Stournaras also says that average incomes have fallen by 35 percent in the past four years, signifying a huge drop in Greek living standards.

Although the Greek finance ministry has been something of a poisoned chalice in recent years - Stournaras is the fourth finance minister in three years - he remains optimistic.

This year will be about consolidation he says, adding that "people will start to feel the improvement in their pockets and everyday lives."

"It's not just Greece but the Troika that are predicting growth in 2014," he commented: "In economics there is no black and white but I am confident that there is going to be growth this year."

However, the pain is by no means over.

Exports increased by 5.4 percent in the first eight months of 2013 to €18.28 billion but, if you exclude petroleum products, the figures are much less impressive - an overall drop of 2.6 percent worth €293.8 million. Imports have also fallen by an additional €1.6 billion in 2013 compared to 2012.
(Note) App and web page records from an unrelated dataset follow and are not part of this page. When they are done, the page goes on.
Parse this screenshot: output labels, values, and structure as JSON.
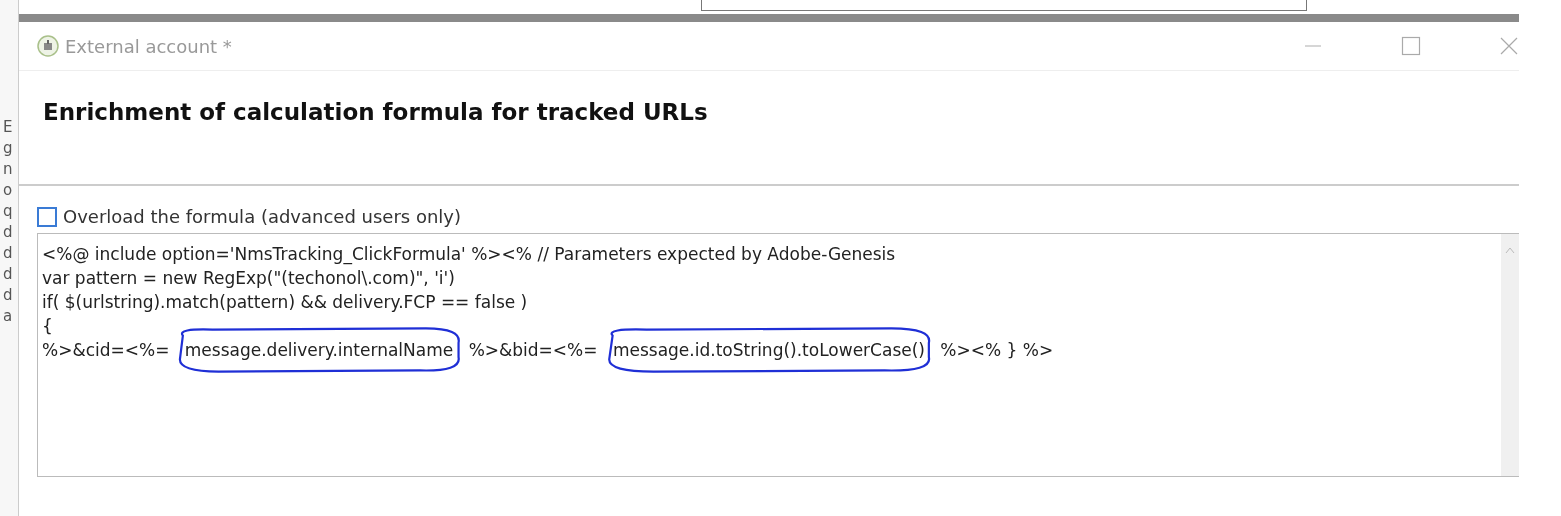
{
  "background_window": {
    "letters": [
      "E",
      "g",
      "n",
      "o",
      "q",
      "d",
      "d",
      "d",
      "d",
      "a"
    ]
  },
  "window": {
    "title": "External account *"
  },
  "heading": "Enrichment of calculation formula for tracked URLs",
  "overload_checkbox": {
    "label": "Overload the formula (advanced users only)",
    "checked": false
  },
  "code_lines": [
    [
      {
        "kind": "plain",
        "text": "<%@ include option='NmsTracking_ClickFormula' %><% // Parameters expected by Adobe-Genesis"
      }
    ],
    [
      {
        "kind": "plain",
        "text": "var pattern = new RegExp(\"(techonol\\.com)\", 'i')"
      }
    ],
    [
      {
        "kind": "plain",
        "text": "if( $(urlstring).match(pattern) && delivery.FCP == false )"
      }
    ],
    [
      {
        "kind": "plain",
        "text": "{"
      }
    ],
    [
      {
        "kind": "plain",
        "text": "%>&cid=<%= "
      },
      {
        "kind": "circled",
        "text": "message.delivery.internalName"
      },
      {
        "kind": "plain",
        "text": " %>&bid=<%= "
      },
      {
        "kind": "circled",
        "text": "message.id.toString().toLowerCase()"
      },
      {
        "kind": "plain",
        "text": " %><% } %>"
      }
    ]
  ]
}
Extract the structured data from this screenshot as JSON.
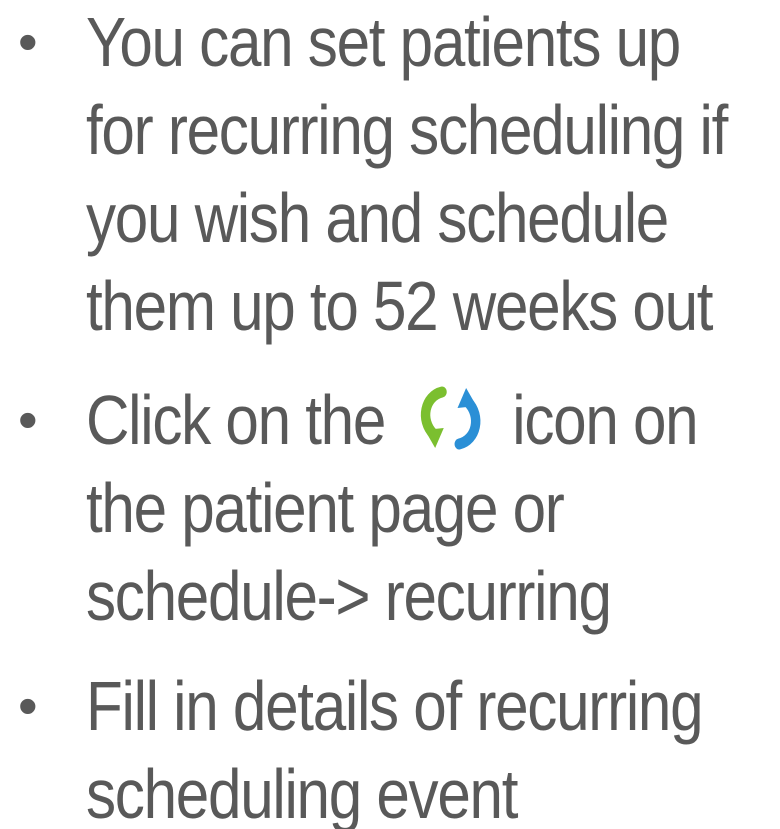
{
  "bullets": [
    {
      "lines": [
        "You can set patients up",
        "for recurring scheduling if",
        "you wish and schedule",
        "them up to 52 weeks out"
      ]
    },
    {
      "line1_before_icon": "Click on the",
      "line1_after_icon": "icon on",
      "icon": "recurring-icon",
      "lines_rest": [
        "the patient page or",
        "schedule-> recurring"
      ]
    },
    {
      "lines": [
        "Fill in details of recurring",
        "scheduling event"
      ]
    }
  ],
  "colors": {
    "text": "#595959",
    "icon_green": "#7bbf2f",
    "icon_blue": "#2a8fd6"
  }
}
Although an export surplus has long been a key target for the European Commission and Greece, it does not necessarily translate into a boon for the economy. Anaemic exports alongside declining consumption is a recipe for a spiral of deflation rather than growth.

Earlier this week Antonis Samaras' coalition government conceded defeat on plans to introduce a mandatory €25 fee for hospital admission after it became clear that junior coalition partner Pasok would not support the measure.

The collapse of the tax demonstrates not only that public tolerance for austerity measures is thin but also the weakness of the government in parliament. It also means that the government will have to cook up a new measure to bring in the estimated €40 million that the hospital tax would have brought into Greece's coffers.

The country is also still hamstrung by its tax collection regime which is one of the most abused in the EU. At 35 percent of GDP, Greece has one of the lowest tax revenue ratios in the EU. Meanwhile, government officials say that the country's 1,500 biggest tax dodgers owe around €13 billion in unpaid tax.

"We are trying hard to change the culture of tax avoidance and evasion," says Stournaras, adding that the government has "closed many loopholes..and are now ahead of our revenue targets."

But the minister is sanguine about the progress of the country's bailout programme.

When the government finally reaches agreement with its creditors on the next tranche of its bailout it will start discussions on how to plug an estimated €11 billion gap in the country's finances over the next year.

He seems not to be in a particular hurry.

"We want to see the stress tests on [European] banks to be concluded before doing anything else," he says.

Both Stournaras and deputy prime minister and foreign minister Evangelos Venizelos insist that Greece will not request a further haircut to its private debts.

But they accept that a solution will have to be found in the coming months. Stournaras would prefer a cut to the interest rates on Greece's bailout loans rather than more loans themselves, although both he and Venizelos were at pains not to close the door to further loans from the 'Troika' of international lenders.

"Markets are more interested in seeing the annual financing needs being reduced," he says.

They also hope to make tentative steps to go back to the financial markets in 2014, with a 5-year bond issue in the second half of the year - a symbolically huge step which indicates how far interest rates on Greek bonds have fallen over the past year.

With its relics of Ancient Greece, Athens has one of Europe's most inspiring sky lines. The Acropolis looks out over the city while the Greek parliament and ministries are within short walking distance of the Temple of Zeus.

The worst of the Greek crisis is probably over. But its recovery will need more heroism still.

Meanwhile, yields on 10 year bonds have fallen from over 30 percent to under 8 percent in two years.